Les kilomètres avalés, les solitudes désertiques, l’assistance aux offices, les prières méditées sont pour Xavier propices à une relecture de son histoire familiale abîmée par les divisions, de son parcours personnel, des jalons de sa vie de foi – foi retrouvée à 26 ans par le truchement de la liturgie grégorienne, source d’émerveillement pour cet esthète pétri de culture chrétienne.

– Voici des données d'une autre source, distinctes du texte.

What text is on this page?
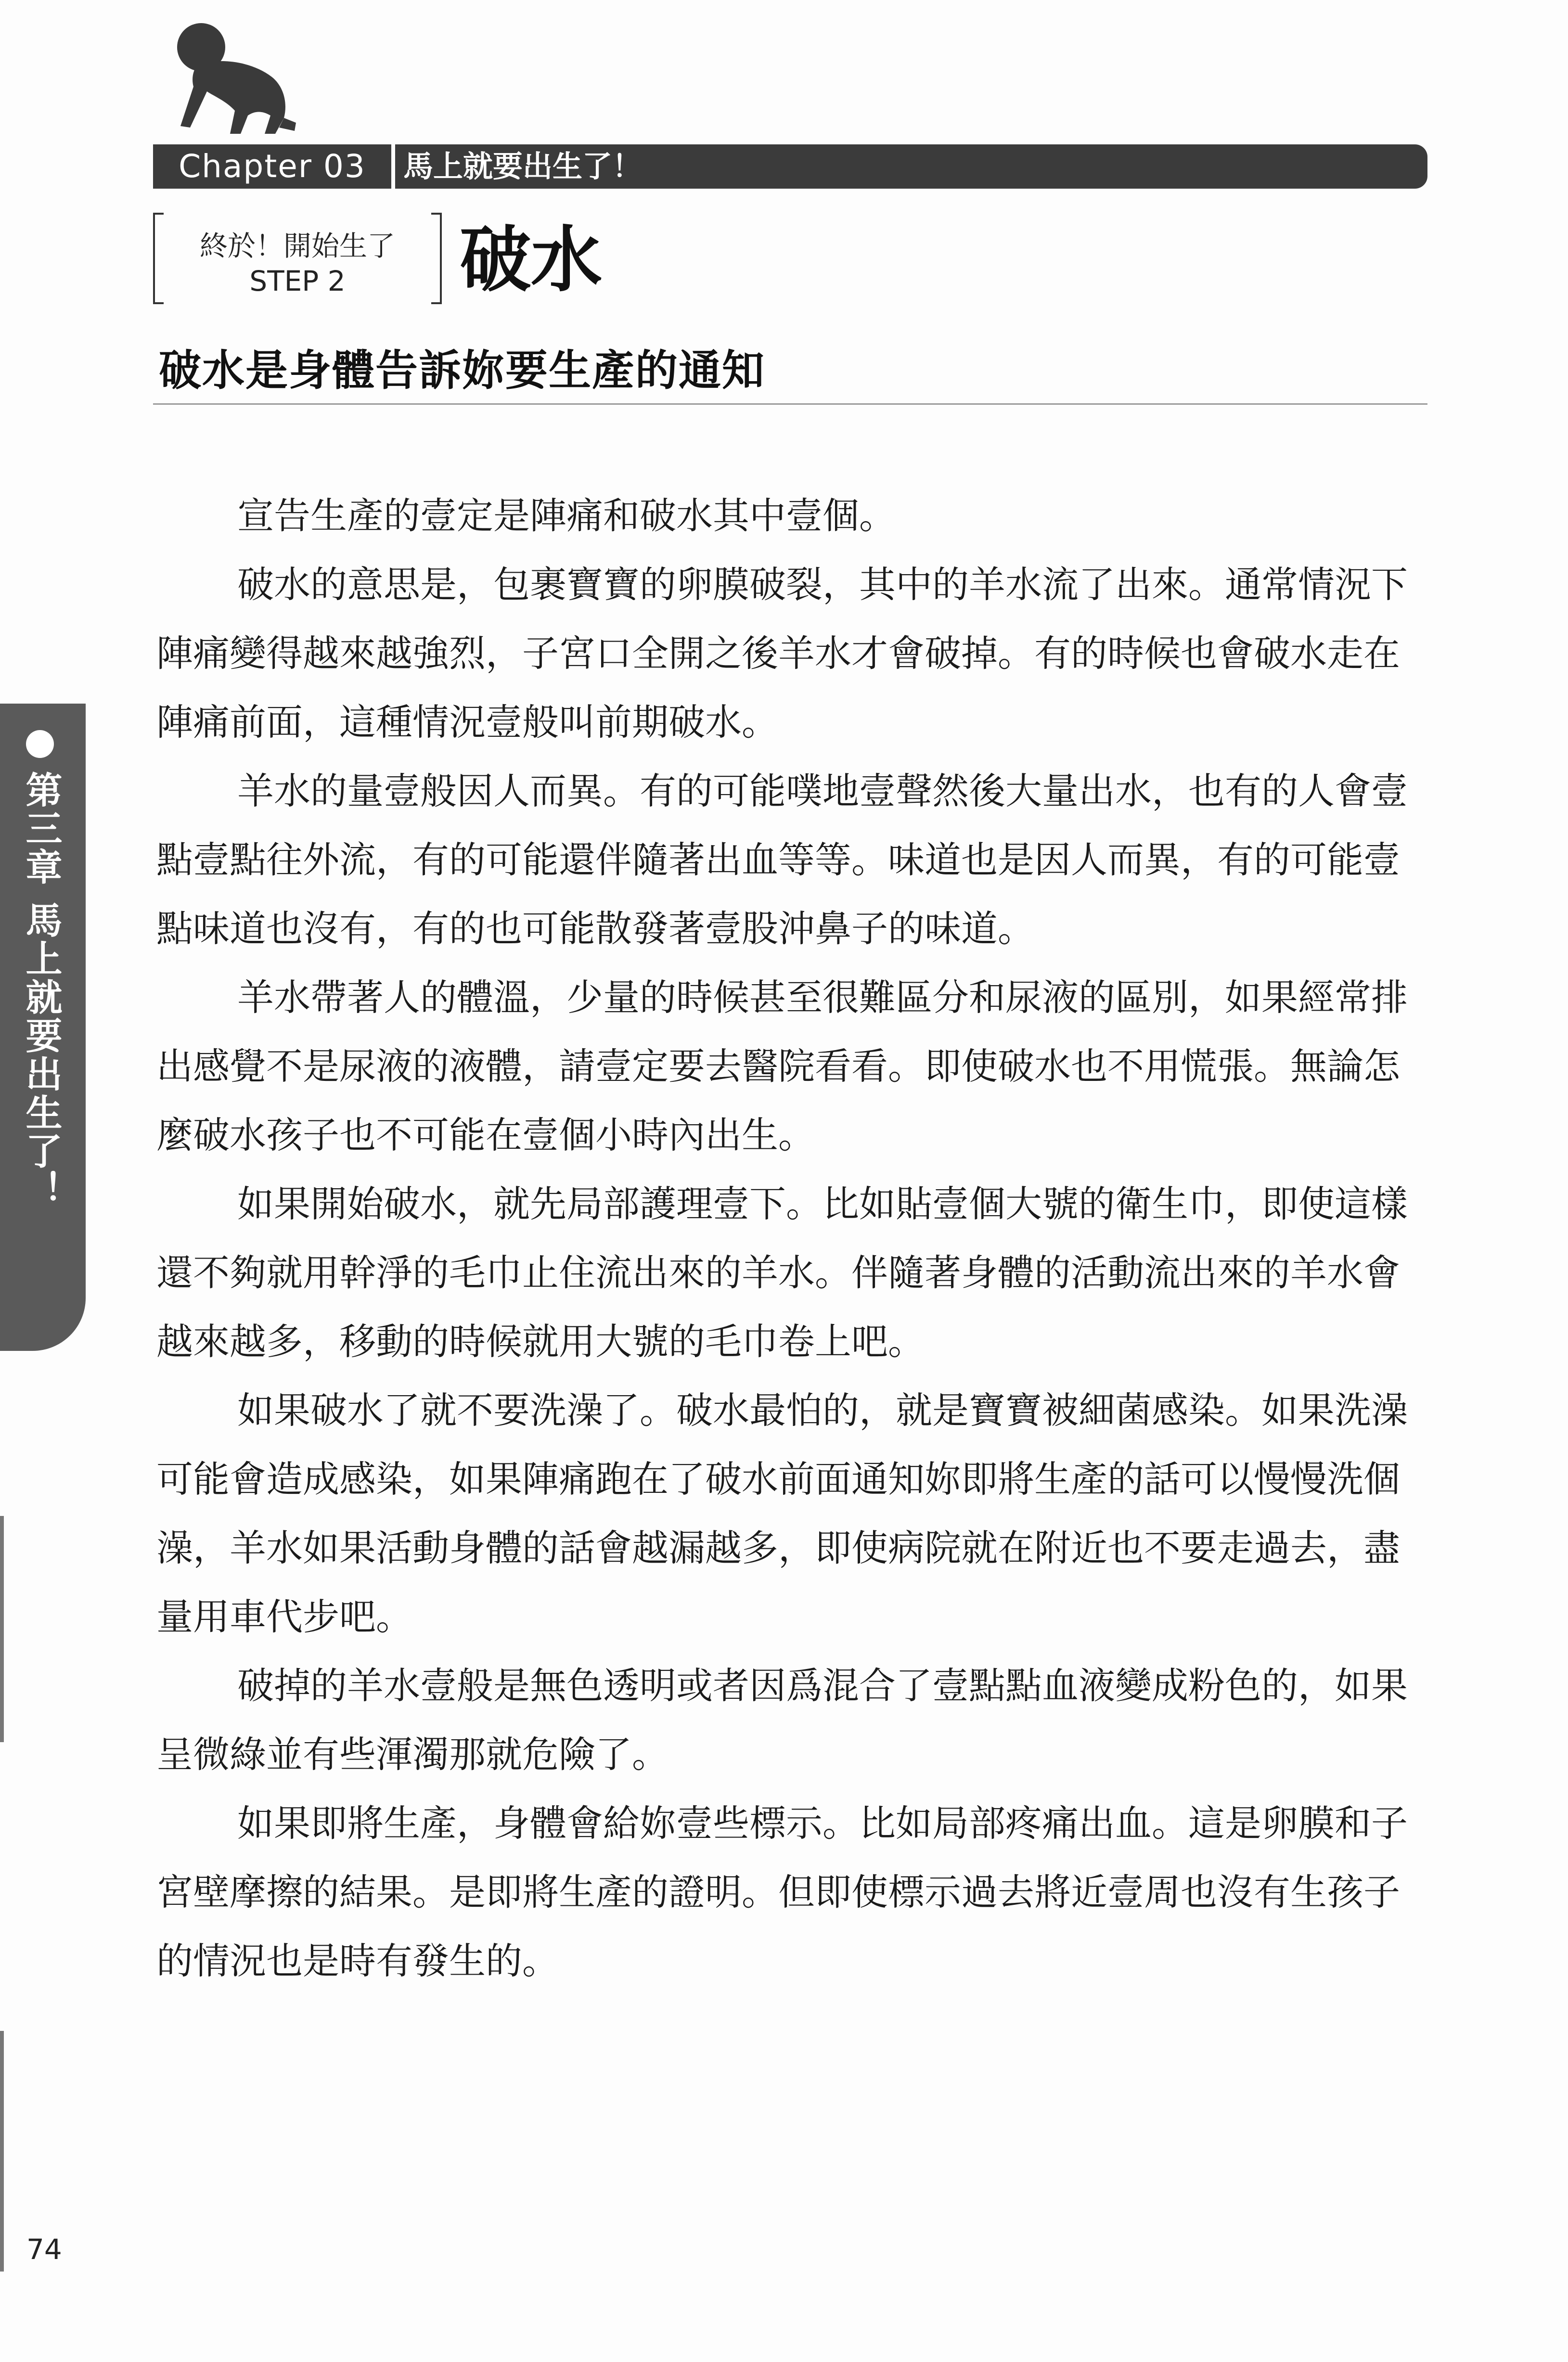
Chapter 03	馬上就要出生了！
終於！開始生了
STEP 2	破水
破水是身體告訴妳要生產的通知

宣告生產的壹定是陣痛和破水其中壹個。

破水的意思是，包裹寶寶的卵膜破裂，其中的羊水流了出來。通常情況下陣痛變得越來越強烈，子宮口全開之後羊水才會破掉。有的時候也會破水走在陣痛前面，這種情況壹般叫前期破水。

羊水的量壹般因人而異。有的可能噗地壹聲然後大量出水，也有的人會壹點壹點往外流，有的可能還伴隨著出血等等。味道也是因人而異，有的可能壹點味道也沒有，有的也可能散發著壹股沖鼻子的味道。

羊水帶著人的體溫，少量的時候甚至很難區分和尿液的區別，如果經常排出感覺不是尿液的液體，請壹定要去醫院看看。即使破水也不用慌張。無論怎麼破水孩子也不可能在壹個小時內出生。

如果開始破水，就先局部護理壹下。比如貼壹個大號的衛生巾，即使這樣還不夠就用幹淨的毛巾止住流出來的羊水。伴隨著身體的活動流出來的羊水會越來越多，移動的時候就用大號的毛巾卷上吧。

如果破水了就不要洗澡了。破水最怕的，就是寶寶被細菌感染。如果洗澡可能會造成感染，如果陣痛跑在了破水前面通知妳即將生產的話可以慢慢洗個澡，羊水如果活動身體的話會越漏越多，即使病院就在附近也不要走過去，盡量用車代步吧。

破掉的羊水壹般是無色透明或者因爲混合了壹點點血液變成粉色的，如果呈微綠並有些渾濁那就危險了。

如果即將生產，身體會給妳壹些標示。比如局部疼痛出血。這是卵膜和子宮壁摩擦的結果。是即將生產的證明。但即使標示過去將近壹周也沒有生孩子的情況也是時有發生的。

第三章 馬上就要出生了！
74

En même temps que le pèlerin se désole devant les églises vides et l’effacement de la culture chrétienne ayant façonné l’âme française, il reconquiert la paix du cœur et s’abandonne aux desseins de la Providence. De fait, dans la foulée de ce pèlerinage sur la terre de ses ancêtres, le journaliste rencontre Daphné, sa future femme, et se voit proposer le poste de directeur du mensuel Prier, qu’il occupe encore aujourd’hui. "Écrire ce récit m’a permis de faire émerger le sens de ce que j’avais vécu, analyse-t-il. Le publier est la possibilité de partager cette expérience." Gageons qu’elle mettra l’eau à la bouche de ceux qu’attire l’envoûtante terre bretonne ou que tente l’aventure du pèlerinage.